In practical use, you will have to decide if you want your results to be singular sentences or longer passages. Depending on your resource constraints

Keep in mind that embedding of a single sentence and a passage takes the same amount of space - the size of the vector does not change!

Now let's calculate embeddings

the following is adapted from https://qdrant.github.io/fastembed/examples/Retrieval_with_FastEmbed/#tip-prefer-using-query_embed-for-queries-and-passage_embed-for-documents

In [42]:
from fastembed.embedding import FlagEmbedding as Embedding
import numpy as np
from typing import List
# load model

embedding_model = Embedding(model_name="BAAI/bge-small-en", max_length=512)

In [43]:
# We'll use the passage_embed method to get the embeddings for the documents
embeddings: List[np.ndarray] = list(
    embedding_model.passage_embed(passages)
)  # notice that we are casting the generator to a list

print(embeddings[0].shape, len(embeddings))

(384,) 471


Notice that our embeddings are of size 384, this is relevant for vector stores

In [45]:
def print_top_k(query_embedding, embeddings, documents, k=5):
    # use numpy to calculate the cosine similarity between the query and the documents
    scores = np.dot(embeddings, query_embedding)
    # sort the scores in descending order
    sorted_scores = np.argsort(scores)[::-1]
    # print the top 5
    for i in range(k):
        print(f"Rank {i+1}: {documents[sorted_scores[i]]}")


query = "What is the Commission's approach to AI?"
query_embedding = list(embedding_model.query_embed(query))[0]

print_top_k(query_embedding, embeddings, passages)
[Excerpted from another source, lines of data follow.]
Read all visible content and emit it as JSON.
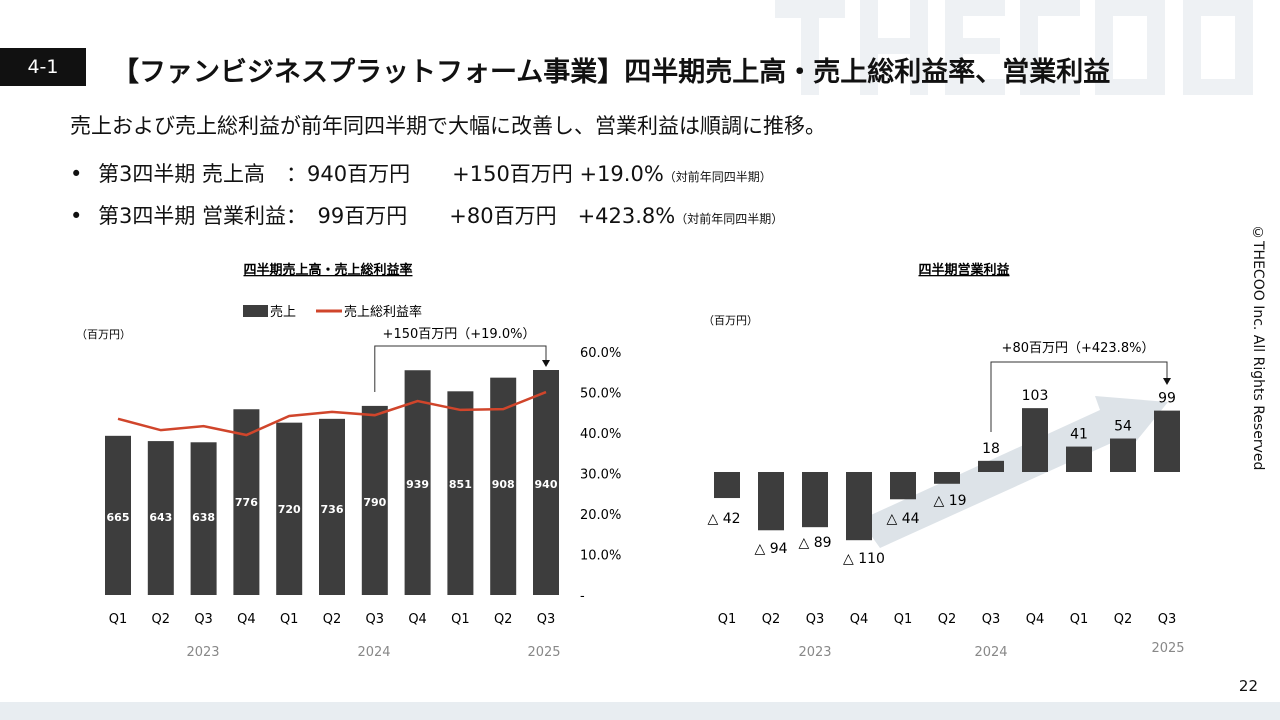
{
  "header": {
    "section": "4-1",
    "title": "【ファンビジネスプラットフォーム事業】四半期売上高・売上総利益率、営業利益",
    "watermark": "THECOO"
  },
  "lead": "売上および売上総利益が前年同四半期で大幅に改善し、営業利益は順調に推移。",
  "bullets": [
    {
      "label": "第3四半期 売上高　：940百万円",
      "change": "+150百万円 +19.0%",
      "note": "（対前年同四半期）"
    },
    {
      "label": "第3四半期 営業利益：　99百万円",
      "change": "+80百万円　+423.8%",
      "note": "（対前年同四半期）"
    }
  ],
  "copyright": "©THECOO Inc. All Rights Reserved",
  "page_number": "22",
  "colors": {
    "bar": "#3d3d3d",
    "line": "#d0452b",
    "arrow": "#dde3e8"
  },
  "chart_data": [
    {
      "type": "bar+line",
      "title": "四半期売上高・売上総利益率",
      "unit_label": "（百万円）",
      "categories": [
        "Q1",
        "Q2",
        "Q3",
        "Q4",
        "Q1",
        "Q2",
        "Q3",
        "Q4",
        "Q1",
        "Q2",
        "Q3"
      ],
      "year_labels": [
        "2023",
        "2024",
        "2025"
      ],
      "series": [
        {
          "name": "売上",
          "type": "bar",
          "values": [
            665,
            643,
            638,
            776,
            720,
            736,
            790,
            939,
            851,
            908,
            940
          ]
        },
        {
          "name": "売上総利益率",
          "type": "line",
          "axis": "right",
          "values": [
            43.5,
            40.7,
            41.7,
            39.5,
            44.2,
            45.2,
            44.4,
            47.9,
            45.7,
            45.9,
            50.1
          ]
        }
      ],
      "right_axis": {
        "ticks": [
          "-",
          "10.0%",
          "20.0%",
          "30.0%",
          "40.0%",
          "50.0%",
          "60.0%"
        ],
        "range": [
          0,
          60
        ]
      },
      "annotation": "+150百万円（+19.0%）",
      "legend": "top"
    },
    {
      "type": "bar",
      "title": "四半期営業利益",
      "unit_label": "（百万円）",
      "categories": [
        "Q1",
        "Q2",
        "Q3",
        "Q4",
        "Q1",
        "Q2",
        "Q3",
        "Q4",
        "Q1",
        "Q2",
        "Q3"
      ],
      "year_labels": [
        "2023",
        "2024",
        "2025"
      ],
      "values": [
        -42,
        -94,
        -89,
        -110,
        -44,
        -19,
        18,
        103,
        41,
        54,
        99
      ],
      "value_labels": [
        "△ 42",
        "△ 94",
        "△ 89",
        "△ 110",
        "△ 44",
        "△ 19",
        "18",
        "103",
        "41",
        "54",
        "99"
      ],
      "annotation": "+80百万円（+423.8%）"
    }
  ]
}
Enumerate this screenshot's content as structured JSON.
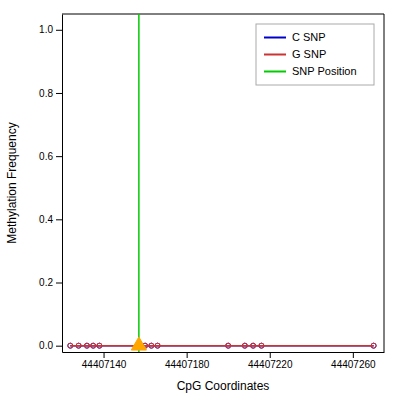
{
  "chart_data": {
    "type": "line",
    "xlabel": "CpG Coordinates",
    "ylabel": "Methylation Frequency",
    "x": [
      44407124,
      44407128,
      44407132,
      44407135,
      44407138,
      44407160,
      44407163,
      44407166,
      44407200,
      44407208,
      44407212,
      44407216,
      44407270
    ],
    "series": [
      {
        "name": "C SNP",
        "color": "#0000cc",
        "marker": "circle",
        "values": [
          0.0,
          0.0,
          0.0,
          0.0,
          0.0,
          0.0,
          0.0,
          0.0,
          0.0,
          0.0,
          0.0,
          0.0,
          0.0
        ]
      },
      {
        "name": "G SNP",
        "color": "#cc3333",
        "marker": "circle",
        "values": [
          0.0,
          0.0,
          0.0,
          0.0,
          0.0,
          0.0,
          0.0,
          0.0,
          0.0,
          0.0,
          0.0,
          0.0,
          0.0
        ]
      }
    ],
    "vlines": [
      {
        "name": "SNP Position",
        "value": 44407157,
        "color": "#00cc00"
      }
    ],
    "markers": [
      {
        "x": 44407157,
        "y": 0.0,
        "color": "#FFA500",
        "marker": "triangle"
      }
    ],
    "xlim": [
      44407120,
      44407275
    ],
    "ylim": [
      -0.02,
      1.05
    ],
    "xticks": [
      44407140,
      44407180,
      44407220,
      44407260
    ],
    "yticks": [
      {
        "value": 0.0,
        "label": "0.0"
      },
      0.2,
      0.4,
      0.6,
      0.8,
      {
        "value": 1.0,
        "label": "1.0"
      }
    ],
    "grid": false,
    "legend": "upper right"
  }
}
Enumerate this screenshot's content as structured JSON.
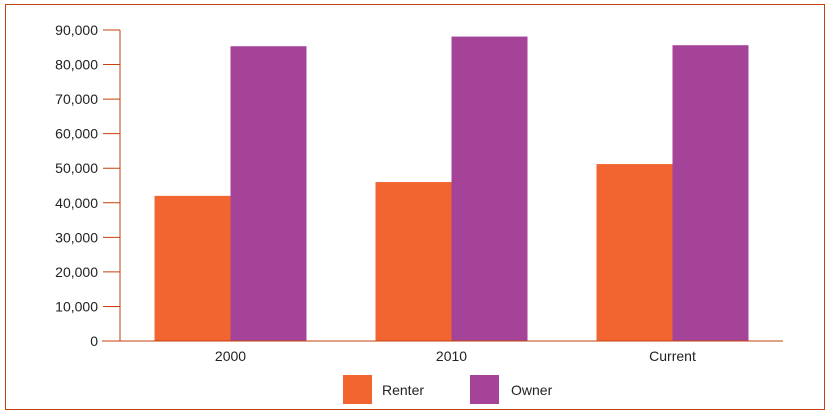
{
  "chart_data": {
    "type": "bar",
    "categories": [
      "2000",
      "2010",
      "Current"
    ],
    "series": [
      {
        "name": "Renter",
        "values": [
          42000,
          46000,
          51200
        ],
        "color": "#f26531"
      },
      {
        "name": "Owner",
        "values": [
          85300,
          88100,
          85600
        ],
        "color": "#a44397"
      }
    ],
    "ylim": [
      0,
      90000
    ],
    "yticks": [
      0,
      10000,
      20000,
      30000,
      40000,
      50000,
      60000,
      70000,
      80000,
      90000
    ],
    "ytick_labels": [
      "0",
      "10,000",
      "20,000",
      "30,000",
      "40,000",
      "50,000",
      "60,000",
      "70,000",
      "80,000",
      "90,000"
    ],
    "axis_color": "#c2410c",
    "grid": false,
    "legend_position": "bottom-center"
  }
}
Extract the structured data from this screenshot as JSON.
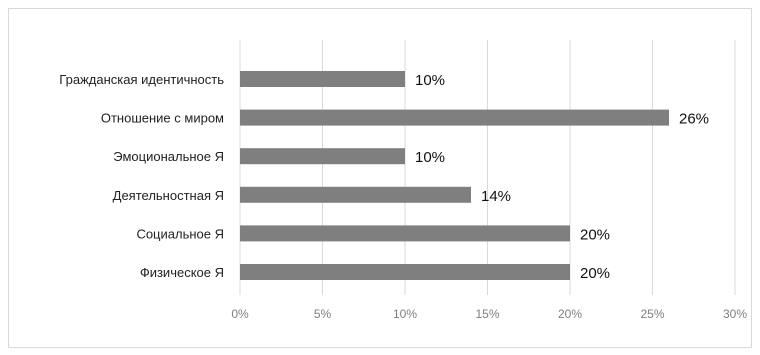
{
  "chart_data": {
    "type": "bar",
    "orientation": "horizontal",
    "categories": [
      "Гражданская идентичность",
      "Отношение с миром",
      "Эмоциональное Я",
      "Деятельностная Я",
      "Социальное Я",
      "Физическое Я"
    ],
    "values": [
      10,
      26,
      10,
      14,
      20,
      20
    ],
    "data_labels": [
      "10%",
      "26%",
      "10%",
      "14%",
      "20%",
      "20%"
    ],
    "xlim": [
      0,
      30
    ],
    "x_ticks": [
      0,
      5,
      10,
      15,
      20,
      25,
      30
    ],
    "x_tick_labels": [
      "0%",
      "5%",
      "10%",
      "15%",
      "20%",
      "25%",
      "30%"
    ],
    "title": "",
    "xlabel": "",
    "ylabel": "",
    "grid": "vertical",
    "legend": "none",
    "bar_color": "#7f7f7f",
    "grid_color": "#d9d9d9"
  }
}
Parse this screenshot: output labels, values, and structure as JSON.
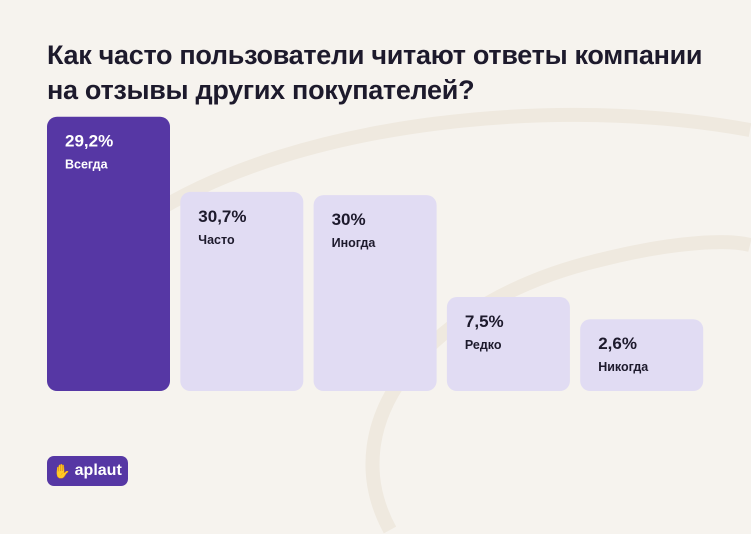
{
  "chart_data": {
    "type": "bar",
    "title": "Как часто пользователи читают ответы компании на отзывы других покупателей?",
    "categories": [
      "Всегда",
      "Часто",
      "Иногда",
      "Редко",
      "Никогда"
    ],
    "values": [
      29.2,
      30.7,
      30,
      7.5,
      2.6
    ],
    "value_labels": [
      "29,2%",
      "30,7%",
      "30%",
      "7,5%",
      "2,6%"
    ],
    "highlighted": "Всегда",
    "unit": "%",
    "grid": false,
    "colors": {
      "highlight": "#5637a4",
      "bar": "#e1dcf3",
      "text": "#1d1a2c",
      "highlight_text": "#ffffff"
    }
  },
  "logo": {
    "text": "aplaut",
    "icon": "clapping-hand-icon"
  }
}
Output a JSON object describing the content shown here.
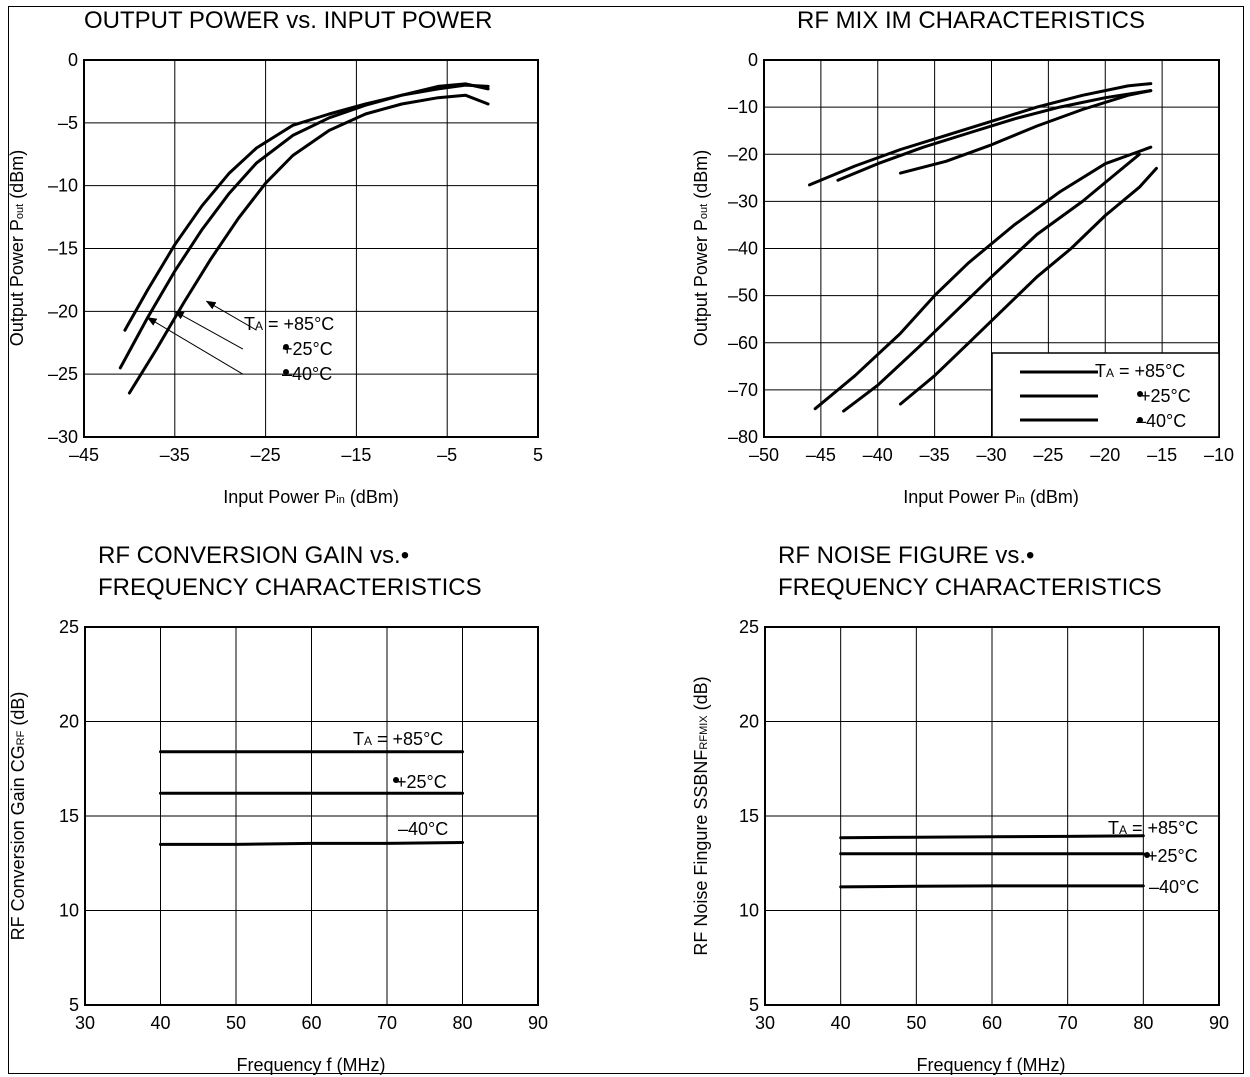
{
  "chart_data": [
    {
      "type": "line",
      "title": "OUTPUT POWER vs. INPUT POWER",
      "xlabel": "Input Power  P",
      "xlabel_sub": "in",
      "xlabel_suffix": " (dBm)",
      "ylabel": "Output Power  P",
      "ylabel_sub": "out",
      "ylabel_suffix": " (dBm)",
      "xlim": [
        -45,
        5
      ],
      "ylim": [
        -30,
        0
      ],
      "xticks": [
        -45,
        -35,
        -25,
        -15,
        -5,
        5
      ],
      "xtick_labels": [
        "–45",
        "–35",
        "–25",
        "–15",
        "–5",
        "5"
      ],
      "xgrid": [
        -45,
        -35,
        -25,
        -15,
        -5,
        5
      ],
      "yticks": [
        0,
        -5,
        -10,
        -15,
        -20,
        -25,
        -30
      ],
      "ytick_labels": [
        "0",
        "–5",
        "–10",
        "–15",
        "–20",
        "–25",
        "–30"
      ],
      "grid": true,
      "legend": [
        "T",
        "A",
        " = +85°C",
        "+25°C",
        "–40°C"
      ],
      "series": [
        {
          "x": [
            -40.5,
            -38,
            -35,
            -32,
            -29,
            -26,
            -22,
            -18,
            -14,
            -10,
            -6,
            -3,
            -0.5
          ],
          "y": [
            -21.5,
            -18.3,
            -14.7,
            -11.6,
            -9,
            -7,
            -5.2,
            -4.3,
            -3.5,
            -2.8,
            -2.3,
            -2,
            -2.1
          ]
        },
        {
          "x": [
            -41,
            -38,
            -35,
            -32,
            -29,
            -26,
            -22,
            -18,
            -14,
            -10,
            -6,
            -3,
            -0.5
          ],
          "y": [
            -24.5,
            -20.5,
            -16.8,
            -13.5,
            -10.6,
            -8.2,
            -6,
            -4.6,
            -3.6,
            -2.8,
            -2.1,
            -1.9,
            -2.3
          ]
        },
        {
          "x": [
            -40,
            -37,
            -34,
            -31,
            -28,
            -25,
            -22,
            -18,
            -14,
            -10,
            -6,
            -3,
            -0.5
          ],
          "y": [
            -26.5,
            -23,
            -19.3,
            -15.8,
            -12.6,
            -9.8,
            -7.6,
            -5.6,
            -4.3,
            -3.5,
            -3,
            -2.8,
            -3.5
          ]
        }
      ],
      "pointers": [
        {
          "from": [
            -26,
            -21.5
          ],
          "to": [
            -31.5,
            -19.2
          ]
        },
        {
          "from": [
            -27.5,
            -23
          ],
          "to": [
            -35,
            -20
          ]
        },
        {
          "from": [
            -27.5,
            -25
          ],
          "to": [
            -38,
            -20.5
          ]
        }
      ]
    },
    {
      "type": "line",
      "title": "RF MIX IM CHARACTERISTICS",
      "xlabel": "Input Power  P",
      "xlabel_sub": "in",
      "xlabel_suffix": " (dBm)",
      "ylabel": "Output Power  P",
      "ylabel_sub": "out",
      "ylabel_suffix": " (dBm)",
      "xlim": [
        -50,
        -10
      ],
      "ylim": [
        -80,
        0
      ],
      "xticks": [
        -50,
        -45,
        -40,
        -35,
        -30,
        -25,
        -20,
        -15,
        -10
      ],
      "xtick_labels": [
        "–50",
        "–45",
        "–40",
        "–35",
        "–30",
        "–25",
        "–20",
        "–15",
        "–10"
      ],
      "xgrid": [
        -50,
        -45,
        -40,
        -35,
        -30,
        -25,
        -20,
        -15,
        -10
      ],
      "yticks": [
        0,
        -10,
        -20,
        -30,
        -40,
        -50,
        -60,
        -70,
        -80
      ],
      "ytick_labels": [
        "0",
        "–10",
        "–20",
        "–30",
        "–40",
        "–50",
        "–60",
        "–70",
        "–80"
      ],
      "grid": true,
      "legend": [
        "T",
        "A",
        " = +85°C",
        "+25°C",
        "–40°C"
      ],
      "series": [
        {
          "x": [
            -46,
            -42,
            -38,
            -34,
            -30,
            -26,
            -22,
            -18,
            -16
          ],
          "y": [
            -26.5,
            -22.5,
            -19,
            -16,
            -13,
            -10,
            -7.5,
            -5.5,
            -5
          ]
        },
        {
          "x": [
            -43.5,
            -40,
            -36,
            -32,
            -28,
            -24,
            -20,
            -16
          ],
          "y": [
            -25.5,
            -22,
            -18.5,
            -15.5,
            -12.5,
            -10,
            -8,
            -6.5
          ]
        },
        {
          "x": [
            -38,
            -34,
            -30,
            -26,
            -22,
            -18,
            -16
          ],
          "y": [
            -24,
            -21.5,
            -18,
            -14,
            -10.5,
            -7.5,
            -6.5
          ]
        },
        {
          "x": [
            -45.5,
            -42,
            -38,
            -35,
            -32,
            -28,
            -24,
            -20,
            -16
          ],
          "y": [
            -74,
            -67,
            -58,
            -50,
            -43,
            -35,
            -28,
            -22,
            -18.5
          ]
        },
        {
          "x": [
            -43,
            -40,
            -36,
            -33,
            -30,
            -26,
            -22,
            -19,
            -17
          ],
          "y": [
            -74.5,
            -69,
            -60,
            -53,
            -46,
            -37,
            -30,
            -24,
            -20
          ]
        },
        {
          "x": [
            -38,
            -35,
            -32,
            -29,
            -26,
            -23,
            -20,
            -17,
            -15.5
          ],
          "y": [
            -73,
            -67,
            -60,
            -53,
            -46,
            -40,
            -33,
            -27,
            -23
          ]
        }
      ]
    },
    {
      "type": "line",
      "title": "RF CONVERSION GAIN vs.•\nFREQUENCY CHARACTERISTICS",
      "xlabel": "Frequency  f (MHz)",
      "ylabel": "RF Conversion Gain  CG",
      "ylabel_sub": "RF",
      "ylabel_suffix": " (dB)",
      "xlim": [
        30,
        90
      ],
      "ylim": [
        5,
        25
      ],
      "xticks": [
        30,
        40,
        50,
        60,
        70,
        80,
        90
      ],
      "xtick_labels": [
        "30",
        "40",
        "50",
        "60",
        "70",
        "80",
        "90"
      ],
      "xgrid": [
        40,
        50,
        60,
        70,
        80
      ],
      "yticks": [
        25,
        20,
        15,
        10,
        5
      ],
      "ytick_labels": [
        "25",
        "20",
        "15",
        "10",
        "5"
      ],
      "ygrid": [
        20,
        15,
        10
      ],
      "grid": true,
      "legend": [
        "T",
        "A",
        " = +85°C",
        "+25°C",
        "–40°C"
      ],
      "series": [
        {
          "x": [
            40,
            50,
            60,
            70,
            80
          ],
          "y": [
            18.4,
            18.4,
            18.4,
            18.4,
            18.4
          ]
        },
        {
          "x": [
            40,
            50,
            60,
            70,
            80
          ],
          "y": [
            16.2,
            16.2,
            16.2,
            16.2,
            16.2
          ]
        },
        {
          "x": [
            40,
            50,
            60,
            70,
            80
          ],
          "y": [
            13.5,
            13.5,
            13.55,
            13.55,
            13.6
          ]
        }
      ]
    },
    {
      "type": "line",
      "title": "RF NOISE FIGURE vs.•\nFREQUENCY CHARACTERISTICS",
      "xlabel": "Frequency  f (MHz)",
      "ylabel": "RF Noise Fingure  SSBNF",
      "ylabel_sub": "RFMIX",
      "ylabel_suffix": " (dB)",
      "xlim": [
        30,
        90
      ],
      "ylim": [
        5,
        25
      ],
      "xticks": [
        30,
        40,
        50,
        60,
        70,
        80,
        90
      ],
      "xtick_labels": [
        "30",
        "40",
        "50",
        "60",
        "70",
        "80",
        "90"
      ],
      "xgrid": [
        40,
        50,
        60,
        70,
        80
      ],
      "yticks": [
        25,
        20,
        15,
        10,
        5
      ],
      "ytick_labels": [
        "25",
        "20",
        "15",
        "10",
        "5"
      ],
      "ygrid": [
        20,
        15,
        10
      ],
      "grid": true,
      "legend": [
        "T",
        "A",
        " = +85°C",
        "+25°C",
        "–40°C"
      ],
      "series": [
        {
          "x": [
            40,
            50,
            60,
            70,
            80
          ],
          "y": [
            13.85,
            13.88,
            13.9,
            13.92,
            13.95
          ]
        },
        {
          "x": [
            40,
            50,
            60,
            70,
            80
          ],
          "y": [
            13,
            13,
            13,
            13,
            13
          ]
        },
        {
          "x": [
            40,
            50,
            60,
            70,
            80
          ],
          "y": [
            11.25,
            11.28,
            11.3,
            11.3,
            11.3
          ]
        }
      ]
    }
  ]
}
Rank 1: The Commission is of the opinion that  a given AI application should generally be considered high -risk 
in light of what is at stake, considering whether both the sector and the intended  use involve 
significant risks , in particular from the viewpoint of protection of safety , con sumer rights  and 
fundamental rights .
Rank 2: The Commission is of the opinion that the legislative framework could be improved to address  the 
following risks and situations : 
 Effective application and enforcement of existing EU and national legislation : the key 
characteristics of AI create challenges for ensuring the proper application and enforcement of 
EU and national legislation.
Rank 3: Their development 
and functioning must be such to ensure that AI systems behave reliably as intended.All reasonable 
measures should be taken to minimise the risk of harm being caused.
Rank 4: Equally 
important is to creat e testing and experimentation  sites to support the development and subsequen

As you can see this opens up possibilities:
- if we added a mapping from passage to its position in a document we can move user straight to the relevant part
- use top outputs to pass into summarization models
- embeddings can also be used for clustering, finding duplicates within documents etc.